In July, Moscow opens the highly awaited Summer Olympic Games, which are boycotted by many Western governments in response to the Soviet invasion of Afghanistan. Chernyaev describes the empty city, which was turned into a “Potemkin village,” a “ghetto,” with thousands of police patrolling empty streets.
In the middle of the Olympics, the poet and singer Vladimir Vysotsky, whom Chernyaev calls “the bard of our time,” dies and is buried with a veritable demonstration of thousands of people. Vysotsky had been harassed by the state, prevented from living with his wife in Paris or with her in Moscow, but “The funeral turned into a city-wide mass mourning – in the midst of the Olympics. The line to say goodbye started forming at night, from the Taganka Theater to the bridge, along the embankment, to the Rossiya Hotel." Chernyaev notes that even Andropov himself sent a note of condolences.
As always, significant space in the diary is devoted to the state of mind of the Moscow intelligentsia. Chernyaev reflects on the newly fashionable and semi-oppositional literary expression of “pochvennichestvo,” which is a “back to the roots” appeal to Russian nationalism, with a focus on idealized Russian culture and rural way of life. He discusses and partly agrees with the heightened focus on Russian culture and civilization and notes “once again we are splitting into Westernizers (Lenin) and Slavophiles.”
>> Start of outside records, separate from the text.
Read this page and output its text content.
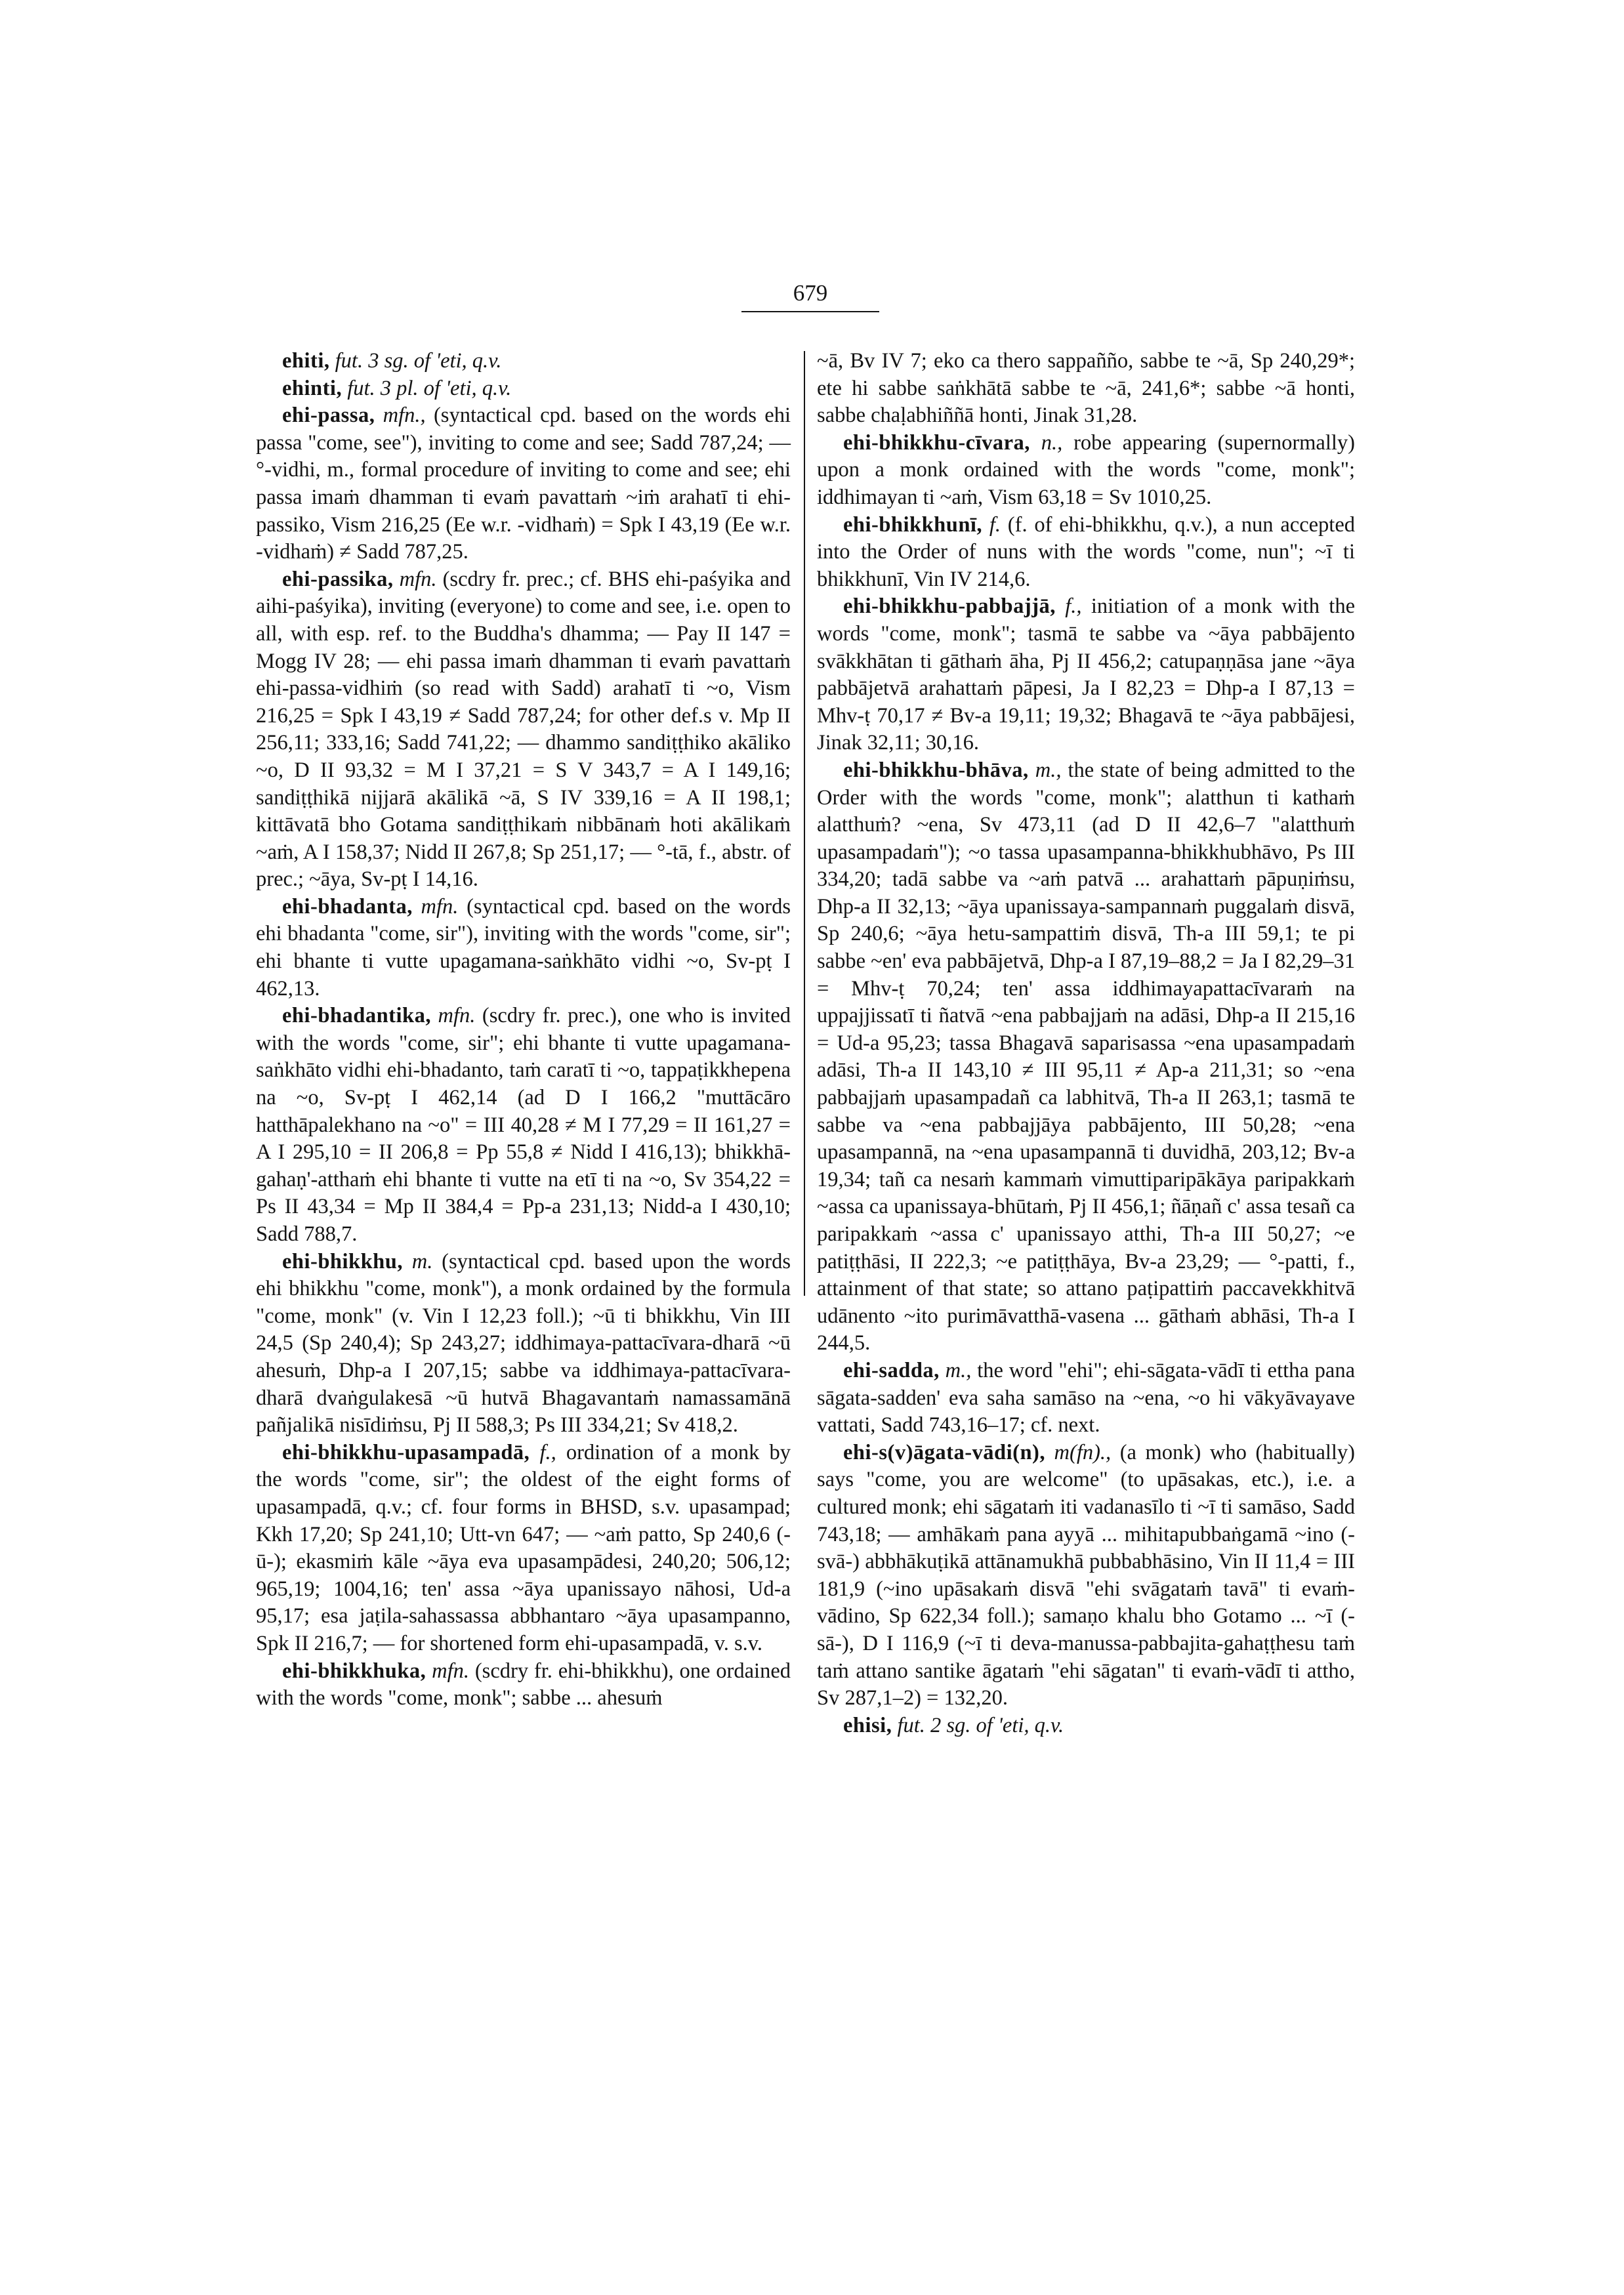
679

ehiti, fut. 3 sg. of 'eti, q.v.

ehinti, fut. 3 pl. of 'eti, q.v.

ehi-passa, mfn., (syntactical cpd. based on the words ehi passa "come, see"), inviting to come and see; Sadd 787,24; — °-vidhi, m., formal procedure of inviting to come and see; ehi passa imaṁ dhamman ti evaṁ pavattaṁ ~iṁ arahatī ti ehi-passiko, Vism 216,25 (Ee w.r. -vidhaṁ) = Spk I 43,19 (Ee w.r. -vidhaṁ) ≠ Sadd 787,25.

ehi-passika, mfn. (scdry fr. prec.; cf. BHS ehi-paśyika and aihi-paśyika), inviting (everyone) to come and see, i.e. open to all, with esp. ref. to the Buddha's dhamma; — Pay II 147 = Mogg IV 28; — ehi passa imaṁ dhamman ti evaṁ pavattaṁ ehi-passa-vidhiṁ (so read with Sadd) arahatī ti ~o, Vism 216,25 = Spk I 43,19 ≠ Sadd 787,24; for other def.s v. Mp II 256,11; 333,16; Sadd 741,22; — dhammo sandiṭṭhiko akāliko ~o, D II 93,32 = M I 37,21 = S V 343,7 = A I 149,16; sandiṭṭhikā nijjarā akālikā ~ā, S IV 339,16 = A II 198,1; kittāvatā bho Gotama sandiṭṭhikaṁ nibbānaṁ hoti akālikaṁ ~aṁ, A I 158,37; Nidd II 267,8; Sp 251,17; — °-tā, f., abstr. of prec.; ~āya, Sv-pṭ I 14,16.

ehi-bhadanta, mfn. (syntactical cpd. based on the words ehi bhadanta "come, sir"), inviting with the words "come, sir"; ehi bhante ti vutte upagamana-saṅkhāto vidhi ~o, Sv-pṭ I 462,13.

ehi-bhadantika, mfn. (scdry fr. prec.), one who is invited with the words "come, sir"; ehi bhante ti vutte upagamana-saṅkhāto vidhi ehi-bhadanto, taṁ caratī ti ~o, tappaṭikkhepena na ~o, Sv-pṭ I 462,14 (ad D I 166,2 "muttācāro hatthāpalekhano na ~o" = III 40,28 ≠ M I 77,29 = II 161,27 = A I 295,10 = II 206,8 = Pp 55,8 ≠ Nidd I 416,13); bhikkhā-gahaṇ'-atthaṁ ehi bhante ti vutte na etī ti na ~o, Sv 354,22 = Ps II 43,34 = Mp II 384,4 = Pp-a 231,13; Nidd-a I 430,10; Sadd 788,7.

ehi-bhikkhu, m. (syntactical cpd. based upon the words ehi bhikkhu "come, monk"), a monk ordained by the formula "come, monk" (v. Vin I 12,23 foll.); ~ū ti bhikkhu, Vin III 24,5 (Sp 240,4); Sp 243,27; iddhimaya-pattacīvara-dharā ~ū ahesuṁ, Dhp-a I 207,15; sabbe va iddhimaya-pattacīvara-dharā dvaṅgulakesā ~ū hutvā Bhagavantaṁ namassamānā pañjalikā nisīdiṁsu, Pj II 588,3; Ps III 334,21; Sv 418,2.

ehi-bhikkhu-upasampadā, f., ordination of a monk by the words "come, sir"; the oldest of the eight forms of upasampadā, q.v.; cf. four forms in BHSD, s.v. upasampad; Kkh 17,20; Sp 241,10; Utt-vn 647; — ~aṁ patto, Sp 240,6 (-ū-); ekasmiṁ kāle ~āya eva upasampādesi, 240,20; 506,12; 965,19; 1004,16; ten' assa ~āya upanissayo nāhosi, Ud-a 95,17; esa jaṭila-sahassassa abbhantaro ~āya upasampanno, Spk II 216,7; — for shortened form ehi-upasampadā, v. s.v.

ehi-bhikkhuka, mfn. (scdry fr. ehi-bhikkhu), one ordained with the words "come, monk"; sabbe ... ahesuṁ

~ā, Bv IV 7; eko ca thero sappañño, sabbe te ~ā, Sp 240,29*; ete hi sabbe saṅkhātā sabbe te ~ā, 241,6*; sabbe ~ā honti, sabbe chaḷabhiññā honti, Jinak 31,28.

ehi-bhikkhu-cīvara, n., robe appearing (supernormally) upon a monk ordained with the words "come, monk"; iddhimayan ti ~aṁ, Vism 63,18 = Sv 1010,25.

ehi-bhikkhunī, f. (f. of ehi-bhikkhu, q.v.), a nun accepted into the Order of nuns with the words "come, nun"; ~ī ti bhikkhunī, Vin IV 214,6.

ehi-bhikkhu-pabbajjā, f., initiation of a monk with the words "come, monk"; tasmā te sabbe va ~āya pabbājento svākkhātan ti gāthaṁ āha, Pj II 456,2; catupaṇṇāsa jane ~āya pabbājetvā arahattaṁ pāpesi, Ja I 82,23 = Dhp-a I 87,13 = Mhv-ṭ 70,17 ≠ Bv-a 19,11; 19,32; Bhagavā te ~āya pabbājesi, Jinak 32,11; 30,16.

ehi-bhikkhu-bhāva, m., the state of being admitted to the Order with the words "come, monk"; alatthun ti kathaṁ alatthuṁ? ~ena, Sv 473,11 (ad D II 42,6–7 "alatthuṁ upasampadaṁ"); ~o tassa upasampanna-bhikkhubhāvo, Ps III 334,20; tadā sabbe va ~aṁ patvā ... arahattaṁ pāpuṇiṁsu, Dhp-a II 32,13; ~āya upanissaya-sampannaṁ puggalaṁ disvā, Sp 240,6; ~āya hetu-sampattiṁ disvā, Th-a III 59,1; te pi sabbe ~en' eva pabbājetvā, Dhp-a I 87,19–88,2 = Ja I 82,29–31 = Mhv-ṭ 70,24; ten' assa iddhimayapattacīvaraṁ na uppajjissatī ti ñatvā ~ena pabbajjaṁ na adāsi, Dhp-a II 215,16 = Ud-a 95,23; tassa Bhagavā saparisassa ~ena upasampadaṁ adāsi, Th-a II 143,10 ≠ III 95,11 ≠ Ap-a 211,31; so ~ena pabbajjaṁ upasampadañ ca labhitvā, Th-a II 263,1; tasmā te sabbe va ~ena pabbajjāya pabbājento, III 50,28; ~ena upasampannā, na ~ena upasampannā ti duvidhā, 203,12; Bv-a 19,34; tañ ca nesaṁ kammaṁ vimuttiparipākāya paripakkaṁ ~assa ca upanissaya-bhūtaṁ, Pj II 456,1; ñāṇañ c' assa tesañ ca paripakkaṁ ~assa c' upanissayo atthi, Th-a III 50,27; ~e patiṭṭhāsi, II 222,3; ~e patiṭṭhāya, Bv-a 23,29; — °-patti, f., attainment of that state; so attano paṭipattiṁ paccavekkhitvā udānento ~ito purimāvatthā-vasena ... gāthaṁ abhāsi, Th-a I 244,5.

ehi-sadda, m., the word "ehi"; ehi-sāgata-vādī ti ettha pana sāgata-sadden' eva saha samāso na ~ena, ~o hi vākyāvayave vattati, Sadd 743,16–17; cf. next.

ehi-s(v)āgata-vādi(n), m(fn)., (a monk) who (habitually) says "come, you are welcome" (to upāsakas, etc.), i.e. a cultured monk; ehi sāgataṁ iti vadanasīlo ti ~ī ti samāso, Sadd 743,18; — amhākaṁ pana ayyā ... mihitapubbaṅgamā ~ino (-svā-) abbhākuṭikā attānamukhā pubbabhāsino, Vin II 11,4 = III 181,9 (~ino upāsakaṁ disvā "ehi svāgataṁ tavā" ti evaṁ-vādino, Sp 622,34 foll.); samaṇo khalu bho Gotamo ... ~ī (-sā-), D I 116,9 (~ī ti deva-manussa-pabbajita-gahaṭṭhesu taṁ taṁ attano santike āgataṁ "ehi sāgatan" ti evaṁ-vādī ti attho, Sv 287,1–2) = 132,20.

ehisi, fut. 2 sg. of 'eti, q.v.
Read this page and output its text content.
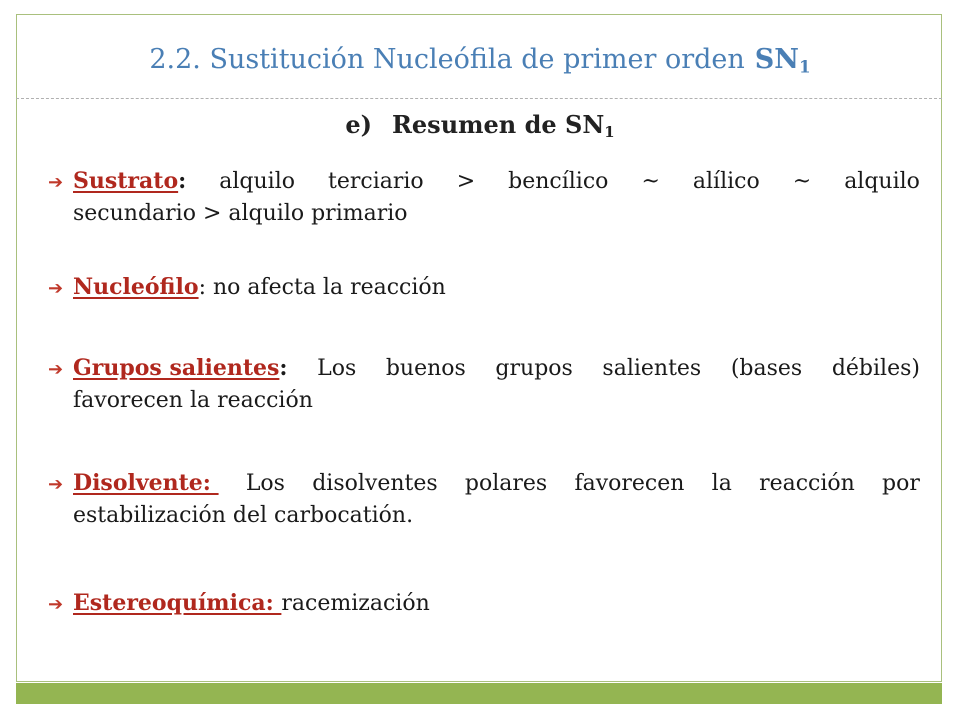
2.2. Sustitución Nucleófila de primer orden $SN_1$
e) Resumen de $SN_1$
➔ Sustrato: alquilo terciario > bencílico ~ alílico ~ alquilo
secundario > alquilo primario
➔ Nucleófilo : no afecta la reacción
➔ Grupos salientes: Los buenos grupos salientes (bases débiles)
favorecen la reacción
➔ Disolvente: Los disolventes polares favorecen la reacción por
estabilización del carbocatión.
➔ Estereoquímica: racemización
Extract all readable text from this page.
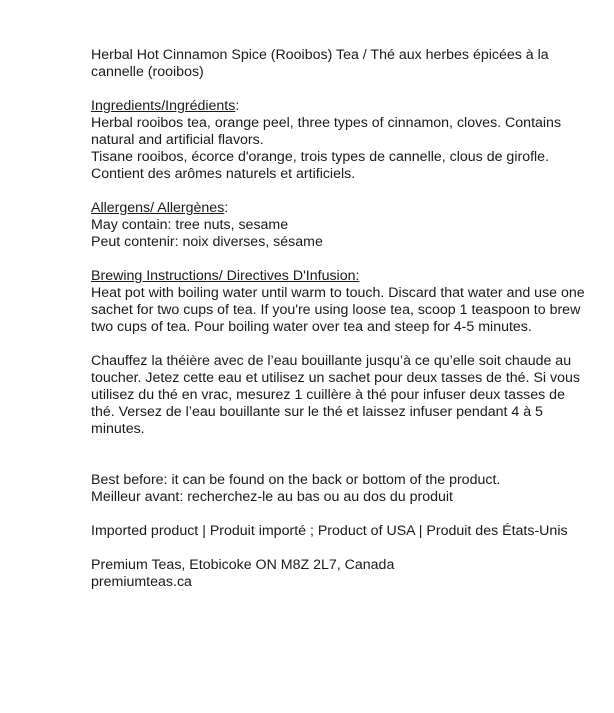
Herbal Hot Cinnamon Spice (Rooibos) Tea / Thé aux herbes épicées à la cannelle (rooibos)

Ingredients/Ingrédients:

Herbal rooibos tea, orange peel, three types of cinnamon, cloves. Contains natural and artificial flavors.

Tisane rooibos, écorce d'orange, trois types de cannelle, clous de girofle. Contient des arômes naturels et artificiels.

Allergens/ Allergènes:

May contain: tree nuts, sesame

Peut contenir: noix diverses, sésame

Brewing Instructions/ Directives D'Infusion:

Heat pot with boiling water until warm to touch. Discard that water and use one sachet for two cups of tea. If you're using loose tea, scoop 1 teaspoon to brew two cups of tea. Pour boiling water over tea and steep for 4-5 minutes.

Chauffez la théière avec de l’eau bouillante jusqu’à ce qu’elle soit chaude au toucher. Jetez cette eau et utilisez un sachet pour deux tasses de thé. Si vous utilisez du thé en vrac, mesurez 1 cuillère à thé pour infuser deux tasses de thé. Versez de l’eau bouillante sur le thé et laissez infuser pendant 4 à 5 minutes.

Best before: it can be found on the back or bottom of the product.

Meilleur avant: recherchez-le au bas ou au dos du produit

Imported product | Produit importé ; Product of USA | Produit des États-Unis

Premium Teas, Etobicoke ON M8Z 2L7, Canada

premiumteas.ca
He is struck by the lag between the Western culture of renaissance and enlightenment and the Russia's late coming to progressive ideals, but emphasizes “Russia caught up to the West in a few decades. (Later, after 1917, we had to catch up in the material-industrial sphere too, and we did it in a couple decades). We were able not only to understand all of their culture, but surpassed it. As in Blok: ‘We understand all – the sharp Gallic sense / And gloomy German genius.’” Chernyaev laments that it is the West that is still incapable of understanding Russia and treating it like an equal.
In the fall of 1980, the main focus of conversation among Chernyaev’s colleagues and friends shifts from Afghanistan to Poland. The Solidarity strikes and the “weakness” of the Polish Communist party headed by Stanislav Kania create the conditions where “a repeat of 1968” seems possible. When Chernyaev asks his boss Ponomarev if he thinks Soviet troops are an option, the latter responds prophetically: “No, nobody is talking about that. But the Poles have to take it upon themselves… their army needs to speak up. And in general – if Jaruzelski (Commander of the Polish Army) was made First Secretary, he would quickly restore order.” Indeed, that would eventually happen, though it would be closer to the end of 1981, not the Fall of 1980.